Networks of Practice in New Music Theatre
Marie Skłodowska-Curie Action, Postdoctoral Fellowship, University of Huddersfield
From the 1960s to the 1980s, numerous younger European composers were drawn to theatrical projects that overturned the established conventions of the opera house. These projects were typically small in scale and experimented with new relationships between instrumental performance and staged action. This ‘New Music Theatre’ is today regarded as an important manifestation of the experimental spirit of the time, and remains widely influential upon present-day creative production. However, histories of the genre have been misleading in focusing almost exclusively upon the figure of the composer.
Documentary evidence shows clearly that new music theatre typically emerged from collaborations between composers, writers, directors, and performers. They dynamically mediated practices and theories from different disciplines and backgrounds. For instance, singer Roy Hart inspired works by Stockhausen and Henze, Eugenio Barba’s and Berio’s contemporaneous views about voice were liminal, while Peter Brook’s dramaturgy was supported by the work of lesser known composers and practitioners.

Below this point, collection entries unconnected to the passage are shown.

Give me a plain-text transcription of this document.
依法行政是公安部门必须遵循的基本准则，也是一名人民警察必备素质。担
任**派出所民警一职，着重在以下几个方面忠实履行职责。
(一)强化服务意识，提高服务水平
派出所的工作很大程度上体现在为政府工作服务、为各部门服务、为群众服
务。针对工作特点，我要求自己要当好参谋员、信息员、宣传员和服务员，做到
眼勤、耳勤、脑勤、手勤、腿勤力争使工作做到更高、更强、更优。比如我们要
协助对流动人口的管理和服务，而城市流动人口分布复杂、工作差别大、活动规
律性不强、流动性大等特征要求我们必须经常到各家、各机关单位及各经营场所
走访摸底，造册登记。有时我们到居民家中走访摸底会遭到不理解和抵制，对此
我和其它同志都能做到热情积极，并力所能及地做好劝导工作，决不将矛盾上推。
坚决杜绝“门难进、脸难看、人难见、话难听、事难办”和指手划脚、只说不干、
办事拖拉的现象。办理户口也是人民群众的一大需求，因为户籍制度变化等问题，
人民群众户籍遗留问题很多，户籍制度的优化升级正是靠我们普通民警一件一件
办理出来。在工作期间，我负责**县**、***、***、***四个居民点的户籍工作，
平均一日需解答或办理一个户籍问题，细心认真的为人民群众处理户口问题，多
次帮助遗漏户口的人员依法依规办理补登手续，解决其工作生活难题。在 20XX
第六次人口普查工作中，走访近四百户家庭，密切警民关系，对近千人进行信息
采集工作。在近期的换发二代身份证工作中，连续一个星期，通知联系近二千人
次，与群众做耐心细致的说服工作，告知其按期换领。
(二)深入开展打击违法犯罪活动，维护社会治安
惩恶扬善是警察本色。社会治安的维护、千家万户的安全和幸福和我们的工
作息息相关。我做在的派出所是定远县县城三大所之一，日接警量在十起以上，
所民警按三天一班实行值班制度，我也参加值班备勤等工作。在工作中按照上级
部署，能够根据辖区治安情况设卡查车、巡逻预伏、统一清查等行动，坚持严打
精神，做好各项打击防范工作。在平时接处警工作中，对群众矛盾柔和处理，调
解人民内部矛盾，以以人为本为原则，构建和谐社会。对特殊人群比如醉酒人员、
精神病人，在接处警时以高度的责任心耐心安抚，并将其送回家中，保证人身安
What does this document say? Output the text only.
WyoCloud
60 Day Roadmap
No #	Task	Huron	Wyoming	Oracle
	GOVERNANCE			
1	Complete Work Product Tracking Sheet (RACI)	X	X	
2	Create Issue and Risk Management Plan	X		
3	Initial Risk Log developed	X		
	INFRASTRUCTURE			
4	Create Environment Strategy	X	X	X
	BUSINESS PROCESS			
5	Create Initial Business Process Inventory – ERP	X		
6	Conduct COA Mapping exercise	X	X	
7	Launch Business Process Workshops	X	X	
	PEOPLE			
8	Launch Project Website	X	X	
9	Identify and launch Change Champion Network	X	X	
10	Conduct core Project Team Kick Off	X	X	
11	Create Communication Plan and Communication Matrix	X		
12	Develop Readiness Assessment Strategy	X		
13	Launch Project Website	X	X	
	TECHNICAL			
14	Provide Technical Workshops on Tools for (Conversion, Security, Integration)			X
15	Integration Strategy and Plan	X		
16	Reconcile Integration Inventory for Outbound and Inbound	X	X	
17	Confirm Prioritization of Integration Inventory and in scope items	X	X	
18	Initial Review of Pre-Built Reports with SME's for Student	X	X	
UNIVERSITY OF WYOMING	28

NePraMusT aims to retrace some of those interactions, voicing the role of numerous creative agents currently underrepresented in official accounts. Through gathering extensive documentary evidence from European archives and undertaking practice-led investigation of historical actor training and voice work, the action will establish how music and theatre converged in these projects, throwing light on the creative and aesthetic crosscurrents that have heavily shaped present-day creative practices.